Accompagnée de Joseph Mars, Alma explore sans relâche toutes les plantations de Saint-Domingue à la Nouvelle-Orléans, Elle est fermement décidée à retrouver son petit frère Lam dont elle sent la présence. Joseph, lui, veut retrouver La Douce Amélie et le précieux butin que ce navire négrier renferme. Leurs chemins se séparent donc, chacun étant porté par sa propre quête. Malgré ces itinéraires très différents, ils espèrent se retrouver un jour.
Citations "- Ne t'éloigne jamais, dit Luc à Alma en revenant vers le bac.
Il se force à continuer de sourire. Les hommes les suivent des yeux.
- Ici, tout est dangereux pour toi.
- Je n'ai pas peur, dit Alma. Je dois trouver mon frère.
- Je t'ai dit que je t'aiderais.
- Alors jetez-moi dans un bateau vers la Louisiane. Qu'est-ce qu'il y a de plus important ?
Alma n'a aucune idée de ce qu'est un trésor. Elle entend le pirate et Jo répéter ce mot. Ca ne vaudra jamais un homme abandonné dans son sang dans une cour, ni un petit frère qui l'attend quelque part. " p. 54-55
L'avis d'Histoire d'en lire
Il a fallu attendre plus d'un an pour poursuivre les aventures d'Alma. Après un premier tome coup de cœur, distingué par de très nombreux prix et critiques, cette suite était attendue avec impatience.
Un conte entre Amériques et Europe Alma : L'Enchanteuse reprend évidemment le type de narration du précédent tome Le Vent se lève. Bien que le récit se déroule au XVIIIe siècle, il est écrit au présent. Et Timothée de Fombelle poursuit les aventures d'Alma sous forme de conte. Il se permet de rompre la chronologie des événements pour, par exemple, revenir sur le passé d'un personnage et apporter des éléments qui permettent de le comprendre au moment où les faits se déroulent.
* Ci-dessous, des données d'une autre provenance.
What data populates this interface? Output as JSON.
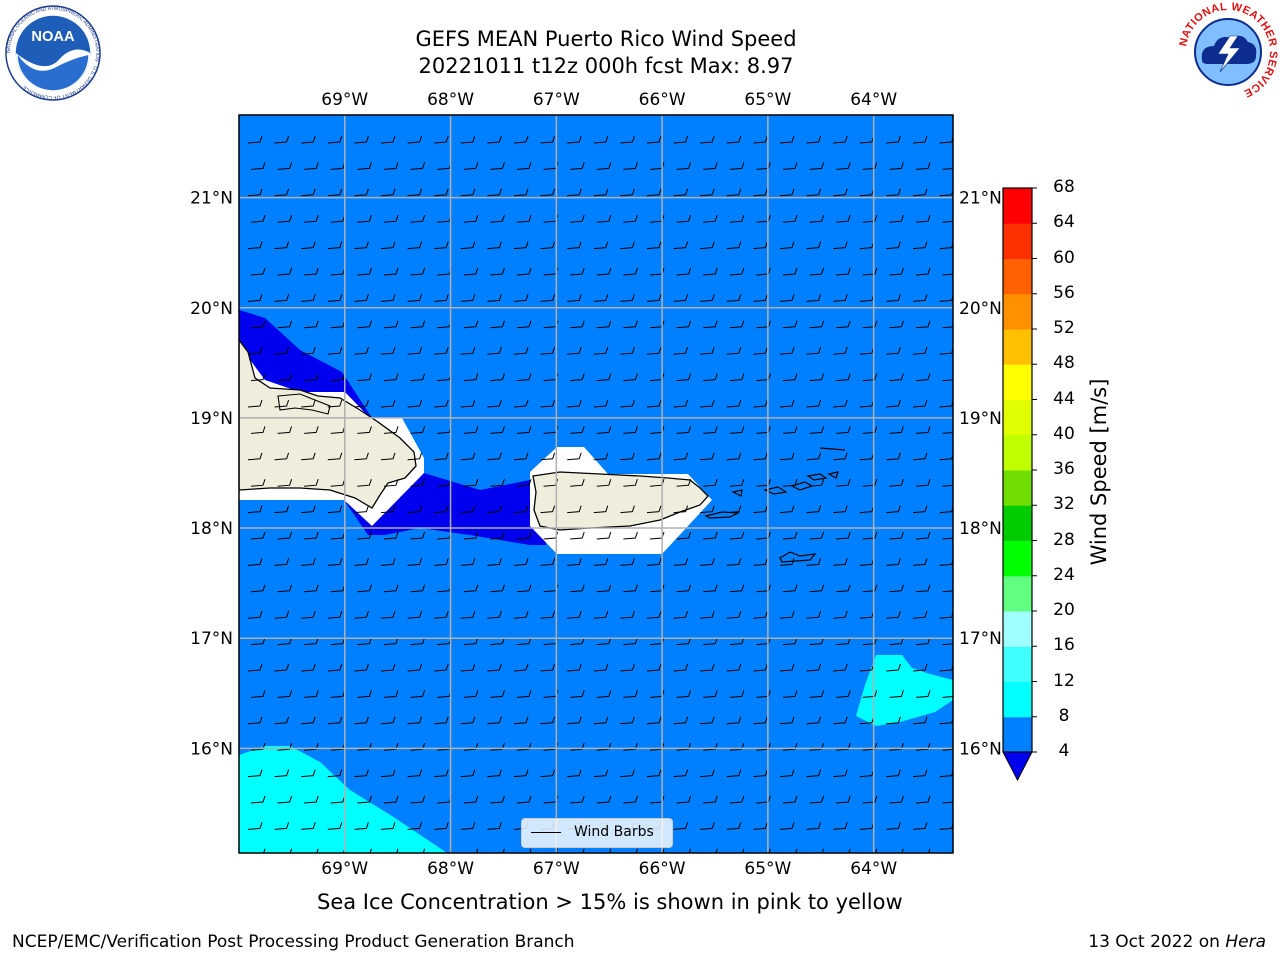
{
  "header": {
    "title_line1": "GEFS MEAN Puerto Rico Wind Speed",
    "title_line2": "20221011 t12z 000h fcst   Max: 8.97"
  },
  "logos": {
    "noaa": {
      "text": "NOAA",
      "ring_text": "NATIONAL OCEANIC AND ATMOSPHERIC ADMINISTRATION · U.S. DEPARTMENT OF COMMERCE"
    },
    "nws": {
      "ring_text": "NATIONAL WEATHER SERVICE"
    }
  },
  "map": {
    "lon_range": [
      -70,
      -63.25
    ],
    "lat_range": [
      15.05,
      21.75
    ],
    "lon_ticks_top": [
      "69°W",
      "68°W",
      "67°W",
      "66°W",
      "65°W",
      "64°W"
    ],
    "lon_ticks_bottom": [
      "69°W",
      "68°W",
      "67°W",
      "66°W",
      "65°W",
      "64°W"
    ],
    "lat_ticks_left": [
      "21°N",
      "20°N",
      "19°N",
      "18°N",
      "17°N",
      "16°N"
    ],
    "lat_ticks_right": [
      "21°N",
      "20°N",
      "19°N",
      "18°N",
      "17°N",
      "16°N"
    ],
    "legend_label": "Wind Barbs",
    "background_color": "#0080ff"
  },
  "colorbar": {
    "title": "Wind Speed [m/s]",
    "levels": [
      "4",
      "8",
      "12",
      "16",
      "20",
      "24",
      "28",
      "32",
      "36",
      "40",
      "44",
      "48",
      "52",
      "56",
      "60",
      "64",
      "68"
    ],
    "colors": [
      "#0000ee",
      "#0080ff",
      "#00ffff",
      "#40ffff",
      "#a0ffff",
      "#60ff80",
      "#00ff00",
      "#00cc00",
      "#70dd00",
      "#c0ff00",
      "#e0ff00",
      "#ffff00",
      "#ffc000",
      "#ff9000",
      "#ff6000",
      "#ff3000",
      "#ff0000"
    ]
  },
  "caption": "Sea Ice Concentration > 15% is shown in pink to yellow",
  "footer": {
    "left": "NCEP/EMC/Verification Post Processing Product Generation Branch",
    "date": "13 Oct 2022 on",
    "machine": "Hera"
  }
}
Tout est intégré au récit, le lecteur ne se perd pas en flashbacks et reste attentif aux nombreux détails qui sont amenés.
Et c'est ainsi qu'on passe d'un continent à l'autre au gré de tous ces personnages que nous suivons : Alma bien sûr, Joseph Mars, Nao, Amélie Bassac, Jean Saint-Ange, Gabriel Cook, Cortès... Les destins se suivent, se croisent, s'éloignent, se rejoignent dans un ballet savamment orchestré. Selon les parcours des uns et des autres, nous sommes tantôt à Saint-Domingue, tantôt en Angleterre, tantôt à La Rochelle. On pourrait croire que tant de distance entre eux rompt les liens. Bien au contraire, le conteur déroule son fil petit à petit et raccroche tous ces éléments. Il y a ceux qui recherchent les proches perdus et d'autres avides d'un trésor qui a peut-être coulé avec le navire négrier qui le transportait.
L'esclavage au XVIIIe siècle
Alors que le premier tome s'était concentré sur l'organisation même de la traite négrière entre l'Afrique, l'Amérique et l'Europe, ce second tome développe les réalités de l'esclavage une fois que les esclaves ont rejoint les plantations pour lesquelles ils ont été vendus. Hommes et femmes travaillent du petit matin jusque tard le soir dans les champs de canne à sucre, de café ou de coton. Un travail harassant, en plein soleil. Les mères sont contraintes d'amener leurs nouveaux-nés et de les nourrir comme elles le peuvent.
Et pendant ce temps, les riches propriétaires blancs sont continuellement en quête des meilleurs rendements pour augmenter leurs bénéfices.
À côté de cette dure réalité, ce second opus aborde quelque chose de nouveau : en 1787 émerge petit à petit l'idée d'une abolition de l'esclavage, tout du moins en Angleterre, avec une figure importante à retenir, celle de Thomas Clarkson. L'homme est influent et compte bien diffuser ses idées ailleurs et notamment en France. À peine plus tard, début mai 1789, le roi Louis XVI convoque les États généraux à Versailles. La situation est de plus en plus critique dans le royaume et les derniers chapitres du roman rendent bien compte de ce pouvoir royal qui ne convainc plus.
Alma, elle-même, se rendra à la cour de Versailles et chantera devant le roi et la reine. Son chant, sa marque oko, émerveille quiconque l'entend et c'est ainsi qu'elle espère retrouver les siens, grâce à cette voix puissante, envoûtante.